Auditability by design
- Can you reproduce “why this was recommended” months later?
- Does the rationale survive tool changes, reviewer turnover, and org restructuring?
- Can you show evidence provenance (where did each data point come from)?
Put differently: trust the system’s boundaries before you trust its automation.
How to evaluate “agentic UAR” approaches: 5 questions execs should ask
1) What data is the recommendation based on, and what’s the provenance?
- Which systems contribute evidence (IAM/IGA, HRIS, cloud platforms, SaaS audit logs, ticketing)?
- How does it handle missing, conflicting, or stale data?
- Can reviewers inspect the underlying evidence per recommendation?
2) What policy constraints are enforced (not just configured)?
- Are boundaries technically enforced or “best effort”?
- Are there hard stops for privileged access decisions?
- How are exceptions handled and tracked?
3) What does the audit output look like?
- Can it produce a rationale a third party would understand?
- Can you export evidence + decision records for audit and internal review?
- Does it support consistent outcome taxonomy (approve, remove, downgrade, time-bound, exception)?
4) How does it integrate with your existing IAM/IGA workflows?
- Does it complement existing certifications/access packages, or require replacing them?
- Can it write back decisions cleanly (and safely) into the system of record?
- Does it support multi-environment reality (prod/non-prod), mergers, and hybrid identity?
5) What are the rollback and exception-handling mechanics?
- If a removal breaks work, what’s the fastest path to restore safely?
- Can you time-bound access instead of permanently removing it?
- Can the system learn from “false positive” removals without becoming permissive?
If a solution can’t answer these clearly, it’s likely optimizing for review completion rather than review correctness.
The bottom line
Access reviews don’t fail because leaders don’t care.

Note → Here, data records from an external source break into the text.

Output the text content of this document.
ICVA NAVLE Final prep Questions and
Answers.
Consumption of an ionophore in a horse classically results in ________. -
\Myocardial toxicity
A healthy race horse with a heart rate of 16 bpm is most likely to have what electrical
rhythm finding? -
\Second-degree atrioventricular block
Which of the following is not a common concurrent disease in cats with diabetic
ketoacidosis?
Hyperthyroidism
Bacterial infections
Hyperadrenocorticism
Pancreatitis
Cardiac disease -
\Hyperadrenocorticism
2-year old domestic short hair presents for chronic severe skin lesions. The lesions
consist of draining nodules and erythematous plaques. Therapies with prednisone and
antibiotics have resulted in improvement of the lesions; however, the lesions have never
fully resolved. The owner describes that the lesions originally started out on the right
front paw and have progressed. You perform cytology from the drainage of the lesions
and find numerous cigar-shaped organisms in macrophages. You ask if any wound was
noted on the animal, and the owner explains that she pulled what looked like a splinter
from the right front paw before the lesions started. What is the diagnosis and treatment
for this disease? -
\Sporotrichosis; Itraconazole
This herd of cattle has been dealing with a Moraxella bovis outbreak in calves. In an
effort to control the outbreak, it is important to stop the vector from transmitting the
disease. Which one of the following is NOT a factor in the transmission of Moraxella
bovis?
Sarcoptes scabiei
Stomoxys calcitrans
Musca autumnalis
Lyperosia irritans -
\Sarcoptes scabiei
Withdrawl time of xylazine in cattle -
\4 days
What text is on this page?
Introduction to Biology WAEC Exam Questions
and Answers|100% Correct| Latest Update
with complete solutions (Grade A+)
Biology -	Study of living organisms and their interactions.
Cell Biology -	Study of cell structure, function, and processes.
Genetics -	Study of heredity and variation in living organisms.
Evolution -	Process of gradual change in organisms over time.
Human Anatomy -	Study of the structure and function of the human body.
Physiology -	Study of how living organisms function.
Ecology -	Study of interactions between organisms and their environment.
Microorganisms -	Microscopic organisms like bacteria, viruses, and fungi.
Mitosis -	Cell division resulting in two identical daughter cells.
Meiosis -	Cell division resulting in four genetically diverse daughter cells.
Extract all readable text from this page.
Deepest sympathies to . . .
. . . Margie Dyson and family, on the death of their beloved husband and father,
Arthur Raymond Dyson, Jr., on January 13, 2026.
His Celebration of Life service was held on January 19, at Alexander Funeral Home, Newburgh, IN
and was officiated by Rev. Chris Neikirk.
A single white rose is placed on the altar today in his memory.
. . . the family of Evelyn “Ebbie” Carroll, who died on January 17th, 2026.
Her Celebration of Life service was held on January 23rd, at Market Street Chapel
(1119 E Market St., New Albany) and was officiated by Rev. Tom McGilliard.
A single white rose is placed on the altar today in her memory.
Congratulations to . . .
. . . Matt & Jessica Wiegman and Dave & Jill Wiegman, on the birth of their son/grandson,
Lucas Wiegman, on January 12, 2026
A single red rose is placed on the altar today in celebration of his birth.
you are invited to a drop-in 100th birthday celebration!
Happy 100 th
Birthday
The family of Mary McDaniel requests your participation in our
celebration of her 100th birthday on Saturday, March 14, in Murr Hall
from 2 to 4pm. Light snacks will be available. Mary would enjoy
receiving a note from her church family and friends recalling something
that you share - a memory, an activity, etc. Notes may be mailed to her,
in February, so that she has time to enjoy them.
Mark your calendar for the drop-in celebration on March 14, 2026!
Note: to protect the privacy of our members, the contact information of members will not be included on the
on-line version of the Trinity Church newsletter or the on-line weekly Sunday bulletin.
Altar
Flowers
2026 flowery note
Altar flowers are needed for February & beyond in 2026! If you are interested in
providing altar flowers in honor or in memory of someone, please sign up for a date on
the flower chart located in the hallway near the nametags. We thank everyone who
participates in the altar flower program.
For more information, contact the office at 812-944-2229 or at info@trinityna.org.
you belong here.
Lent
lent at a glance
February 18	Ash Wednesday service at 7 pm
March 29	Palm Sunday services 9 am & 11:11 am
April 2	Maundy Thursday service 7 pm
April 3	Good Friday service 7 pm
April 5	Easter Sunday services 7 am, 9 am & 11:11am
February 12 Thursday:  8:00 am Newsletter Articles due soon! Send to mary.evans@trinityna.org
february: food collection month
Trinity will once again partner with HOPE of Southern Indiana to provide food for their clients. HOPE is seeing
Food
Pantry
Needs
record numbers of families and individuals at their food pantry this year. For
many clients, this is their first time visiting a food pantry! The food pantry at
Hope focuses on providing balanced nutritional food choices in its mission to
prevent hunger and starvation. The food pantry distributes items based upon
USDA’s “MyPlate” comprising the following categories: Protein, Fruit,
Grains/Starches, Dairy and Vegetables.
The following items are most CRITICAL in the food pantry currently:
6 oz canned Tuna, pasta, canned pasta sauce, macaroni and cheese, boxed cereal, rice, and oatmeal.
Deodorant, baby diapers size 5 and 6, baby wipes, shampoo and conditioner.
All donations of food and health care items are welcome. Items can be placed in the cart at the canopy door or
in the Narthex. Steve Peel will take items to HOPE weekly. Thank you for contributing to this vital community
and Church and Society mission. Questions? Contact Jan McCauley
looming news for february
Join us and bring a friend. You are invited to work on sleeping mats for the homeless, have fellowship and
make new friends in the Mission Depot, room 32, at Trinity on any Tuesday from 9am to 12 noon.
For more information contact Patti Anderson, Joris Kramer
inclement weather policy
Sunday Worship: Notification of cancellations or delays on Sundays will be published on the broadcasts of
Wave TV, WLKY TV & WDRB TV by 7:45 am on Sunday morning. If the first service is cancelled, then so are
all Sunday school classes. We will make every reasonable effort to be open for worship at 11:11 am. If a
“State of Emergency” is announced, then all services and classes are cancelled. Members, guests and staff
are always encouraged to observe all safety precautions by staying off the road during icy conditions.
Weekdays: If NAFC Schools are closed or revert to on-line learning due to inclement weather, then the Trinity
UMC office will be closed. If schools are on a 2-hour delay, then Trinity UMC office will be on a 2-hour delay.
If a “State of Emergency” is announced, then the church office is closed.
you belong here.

They fail because the traditional process forces humans to make high-volume decisions with low-quality evidence, and punishes them when they get it wrong.
Agentic UARs can help, but only when they deliver signal upgrades (better evidence, smarter prioritization, traceable rationale) within a model of controlled autonomy that preserves human accountability and enforces permission boundaries.
When that’s true, “agentic” isn’t a buzzword, it’s a path to access reviews that are faster and defensible.